A fuga da ex-Febem - atual Fundação Casa - e posterior captura de Champinha, o facínora que aos 16 anos ultrapassou todos os limites da crueldade comandando seus companheiros no estupro e tortura da jovem Liana Friedenbach, durante cinco longos dias, para ao final esfaqueá-la até a morte, deixa às escâncaras a distorção profunda que representa, em nosso ordenamento jurídico, tanto a maioridade penal somente aos 18 anos quanto dispositivos do Estatuto da Criança e do Adolescente (Lei nº 8.069 de 13/7/1990) que, a título de estabelecer “a proteção integral à criança e ao adolescente”, como dispõe seu artigo 1º, se transformou em um dos maiores fulcros da crônica impunidade vigente na sociedade brasileira. E o tema é de especial importância quando tramita no Congresso Projeto de Emenda Constitucional - já aprovado na Comissão de Constituição e Justiça (CCJ) do Senado - tendo em vista a redução da maioridade penal para 16 anos.
Pelo fato de ainda não ter completado 21 anos o facínora, que fugira da Unidade 1 do Complexo Vila Maria da Fundação Casa e fora recapturado 10 horas depois, ainda está sob a égide do Estatuto e não pode ser recolhido a prisão comum, que implicaria segregação mais rígida, consentânea com sua periculosidade. Pretendia o secretário de Justiça Luiz Antonio Marrey - a quem se subordina a Fundação Casa - que o delinqüente fosse transferido para a Casa de Custódia de Taubaté, unidade do sistema prisional destinada a pessoas com distúrbios psiquiátricos. Mas o Ministério Público Estadual não concordou com essa solução e o promotor da Vara da Infância e Juventude opinou que Champinha deveria ser encaminhado à Unidade Experimental de Saúde da Fundação Casa, parecer que foi acatado pelo juiz do Departamento de Execuções da Infância e da Juventude, determinando que o crudelíssimo assassino fosse levado para aquela Unidade Experimental, no prazo de 24 horas.
E aí se chegou a uma descoberta e a uma solução que beira o surrealismo: descobriu-se que aquela unidade, inaugurada em dezembro, estava, simplesmente - e por motivos ainda não explicados -, sem funcionar. Dessa forma, Champinha foi encaminhado “para uma Febem só dele”, não se sabendo ainda quantos funcionários precisarão ser para lá deslocados para cuidar do facínora ainda protegido, nos seus 20 anos, pelo Estatuto da Criança e do Adolescente. Bem é de ver que falar-se de “medidas socioeducativas”, em lugar de pena de prisão para delinqüentes como Champinha - apenas um emblemático exemplo entre a multidão de jovens assassinos que habitam o mercado da criminalidade nacional -, não passa de uma tremenda hipocrisia legal, pois na verdade se sabe (mas jamais se admite) que há inúmeros criminosos irrecuperáveis, só restando à sociedade deles proteger-se, pela via da rígida segregação.

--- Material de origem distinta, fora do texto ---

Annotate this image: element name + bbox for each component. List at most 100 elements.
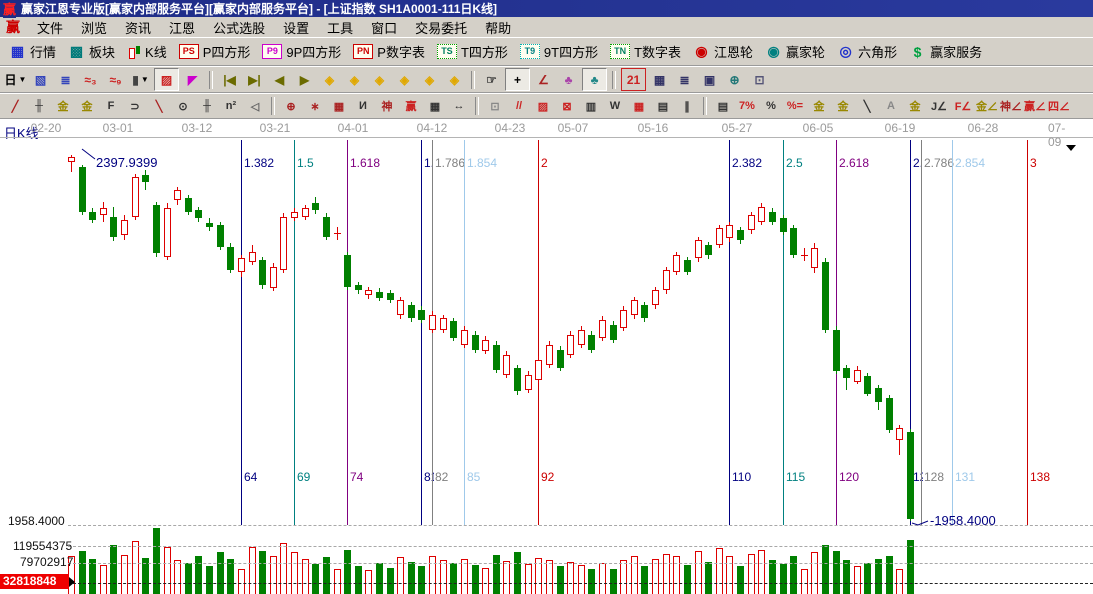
t-digit-table-button[interactable]: TNT数字表 — [604, 40, 687, 63]
info-panel-button[interactable]: ≣ — [54, 69, 77, 90]
9t-square-button[interactable]: T99T四方形 — [514, 40, 604, 63]
menu-gann[interactable]: 江恩 — [160, 20, 204, 37]
grid-box2-tool[interactable]: ▦ — [423, 96, 447, 116]
diamond-scroll-left-button[interactable]: ◈ — [318, 69, 341, 90]
notepad-button[interactable]: ≣ — [673, 69, 696, 90]
gann-line-1.382 — [241, 140, 242, 525]
calculator-button[interactable]: ▦ — [648, 69, 671, 90]
save-button[interactable]: ▣ — [698, 69, 721, 90]
angle-tool-button[interactable]: ∠ — [532, 69, 555, 90]
hatch-tool[interactable]: ▥ — [579, 96, 603, 116]
p-digit-table-button[interactable]: PNP数字表 — [347, 40, 431, 63]
menu-help[interactable]: 帮助 — [476, 20, 520, 37]
knife-tool[interactable]: ╲ — [147, 96, 171, 116]
menu-trade[interactable]: 交易委托 — [406, 20, 476, 37]
wave-3-button[interactable]: ≈₃ — [79, 69, 102, 90]
gann-flower-teal-button[interactable]: ♣ — [582, 68, 607, 91]
calendar-button[interactable]: 21 — [621, 68, 646, 91]
world-clock-button[interactable]: ⊕ — [723, 69, 746, 90]
period-day-combo[interactable]: 日▼ — [4, 69, 27, 90]
remote-service-button[interactable]: ⊡ — [748, 69, 771, 90]
sectors-button[interactable]: ▩板块 — [62, 40, 121, 63]
volume-bar — [557, 566, 564, 594]
grid-ticks-tool[interactable]: ╫ — [27, 96, 51, 116]
seek-last-button[interactable]: ▶| — [243, 69, 266, 90]
candle-style-combo[interactable]: ▮▼ — [129, 69, 152, 90]
diamond-scroll-right-button[interactable]: ◈ — [343, 69, 366, 90]
hand-tool-button[interactable]: ☞ — [480, 69, 503, 90]
spiral-tool[interactable]: ⊃ — [123, 96, 147, 116]
ying-grid-tool[interactable]: 赢 — [399, 96, 423, 116]
next-bar-button[interactable]: ▶ — [293, 69, 316, 90]
ying-angle-tool[interactable]: 赢∠ — [1023, 96, 1047, 116]
shen-grid-tool[interactable]: 神 — [375, 96, 399, 116]
menu-settings[interactable]: 设置 — [274, 20, 318, 37]
grid-box-tool[interactable]: ▦ — [327, 96, 351, 116]
grid-red-tool[interactable]: ▦ — [627, 96, 651, 116]
gold-circle-tool[interactable]: 金 — [807, 96, 831, 116]
gold-lines-tool[interactable]: 金 — [831, 96, 855, 116]
box-x-tool[interactable]: ⊠ — [555, 96, 579, 116]
square-frame-tool[interactable]: ⊡ — [483, 96, 507, 116]
winner-wheel-button[interactable]: ◉赢家轮 — [759, 40, 831, 63]
gold-angle-tool[interactable]: 金 — [903, 96, 927, 116]
n-squared-tool[interactable]: n² — [219, 96, 243, 116]
j-angle-tool[interactable]: J∠ — [927, 96, 951, 116]
gann-count-tool[interactable]: И — [351, 96, 375, 116]
diamond-expand-v-button[interactable]: ◈ — [418, 69, 441, 90]
a-wave-tool[interactable]: A — [879, 96, 903, 116]
hexagon-button[interactable]: ◎六角形 — [831, 40, 903, 63]
wave-9-button[interactable]: ≈₉ — [104, 69, 127, 90]
cycle-clock-tool[interactable]: ⊙ — [171, 96, 195, 116]
shaded-grid-tool[interactable]: ▨ — [531, 96, 555, 116]
grid-dark-tool[interactable]: ▤ — [651, 96, 675, 116]
pct-tool[interactable]: % — [759, 96, 783, 116]
pattern-red-button[interactable]: ▨ — [154, 68, 179, 91]
kline-button[interactable]: K线 — [121, 40, 173, 63]
tick-ruler-tool[interactable]: ╫ — [195, 96, 219, 116]
seek-first-button[interactable]: |◀ — [218, 69, 241, 90]
draw-line-tool[interactable]: ╱ — [3, 96, 27, 116]
crosshair-tool-button[interactable]: + — [505, 68, 530, 91]
gann-wheel-button[interactable]: ◉江恩轮 — [687, 40, 759, 63]
gold-angle2-tool[interactable]: 金∠ — [975, 96, 999, 116]
candle-up — [174, 190, 181, 200]
kline-chart-area[interactable]: 日K线 02-2003-0103-1203-2104-0104-1204-230… — [0, 119, 1093, 594]
starburst-tool[interactable]: ∗ — [303, 96, 327, 116]
gold-grid-tool-1[interactable]: 金 — [51, 96, 75, 116]
gold-grid-tool-2[interactable]: 金 — [75, 96, 99, 116]
9p-square-button[interactable]: P99P四方形 — [256, 40, 347, 63]
wave-w-tool[interactable]: W — [603, 96, 627, 116]
menu-file[interactable]: 文件 — [28, 20, 72, 37]
prev-bar-button[interactable]: ◀ — [268, 69, 291, 90]
f-grid-tool[interactable]: F — [99, 96, 123, 116]
menu-browse[interactable]: 浏览 — [72, 20, 116, 37]
shen-angle-tool[interactable]: 神∠ — [999, 96, 1023, 116]
parallel-lines-tool[interactable]: ∥ — [675, 96, 699, 116]
crosshair-circle-tool[interactable]: ⊕ — [279, 96, 303, 116]
pattern-window-button[interactable]: ▧ — [29, 69, 52, 90]
seven-pct-tool[interactable]: 7% — [735, 96, 759, 116]
t-square-button[interactable]: TST四方形 — [431, 40, 514, 63]
winner-service-button[interactable]: $赢家服务 — [903, 40, 988, 63]
flag-icon[interactable]: ◤ — [181, 69, 204, 90]
pencil-tool[interactable]: ╲ — [855, 96, 879, 116]
chart-dropdown-icon[interactable] — [1066, 145, 1076, 151]
diamond-expand-all-button[interactable]: ◈ — [443, 69, 466, 90]
diamond-compress-button[interactable]: ◈ — [393, 69, 416, 90]
menu-formula-stockpick[interactable]: 公式选股 — [204, 20, 274, 37]
fan-lines-tool[interactable]: // — [507, 96, 531, 116]
menu-tools[interactable]: 工具 — [318, 20, 362, 37]
width-arrows-tool[interactable]: ↔ — [447, 96, 471, 116]
angle-a-tool[interactable]: ◁ — [243, 96, 267, 116]
pct-line-tool[interactable]: %= — [783, 96, 807, 116]
diamond-expand-h-button[interactable]: ◈ — [368, 69, 391, 90]
four-angle-tool[interactable]: 四∠ — [1047, 96, 1071, 116]
menu-news[interactable]: 资讯 — [116, 20, 160, 37]
gann-flower-purple-button[interactable]: ♣ — [557, 69, 580, 90]
quotes-button[interactable]: ▦行情 — [3, 40, 62, 63]
p-square-button[interactable]: PSP四方形 — [173, 40, 257, 63]
f-angle-tool[interactable]: F∠ — [951, 96, 975, 116]
bars-tool[interactable]: ▤ — [711, 96, 735, 116]
menu-window[interactable]: 窗口 — [362, 20, 406, 37]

Mas em termos de surrealismo há mais a dizer sobre o ordenamento jurídico vigente. Somente cinco países no mundo - a saber, Guiné, Equador, Colômbia, Venezuela e Brasil - adotam a maioridade penal dos 18 anos. Os países europeus, os asiáticos, os Estados norte-americanos e os outros países latino-americanos, todos fixam mais abaixo a idade da imputabilidade criminal - chegando até ao exagero de 12 anos. Será que só nós, desse grupo de cinco países, estamos certos? Só nós entendemos o grau de maturação da consciência das pessoas, a capacidade de discernimento sobre o valor e o respeito que se deve à vida humana? Só nós podemos entender as misteriosas razões pelas quais um indivíduo que está apto a votar, a eleger um chefe de Estado e governo, um governador, um prefeito, representantes no Legislativo, não está apto a responder por seus próprios crimes?
Ninguém pretende, por óbvio, que a simples redução da maioridade penal “resolva” o problema da criminalidade no Brasil - e quem contesta argumento “contrário” inexistente certamente não o faz de boa-fé. É claro que educação, oportunidade de emprego, equipamentos públicos de esporte e lazer, incentivo ao desenvolvimento cultural, todos esses são fatores essenciais para o combate à delinqüência dos jovens. Mas não se pode desconsiderar que a impunidade, que decorre da menoridade penalmente irresponsável, é o que há de mais nefasto em nossa sociedade, em termos de desvalorização da vida humana. E disso Champinha já é um exemplo antológico.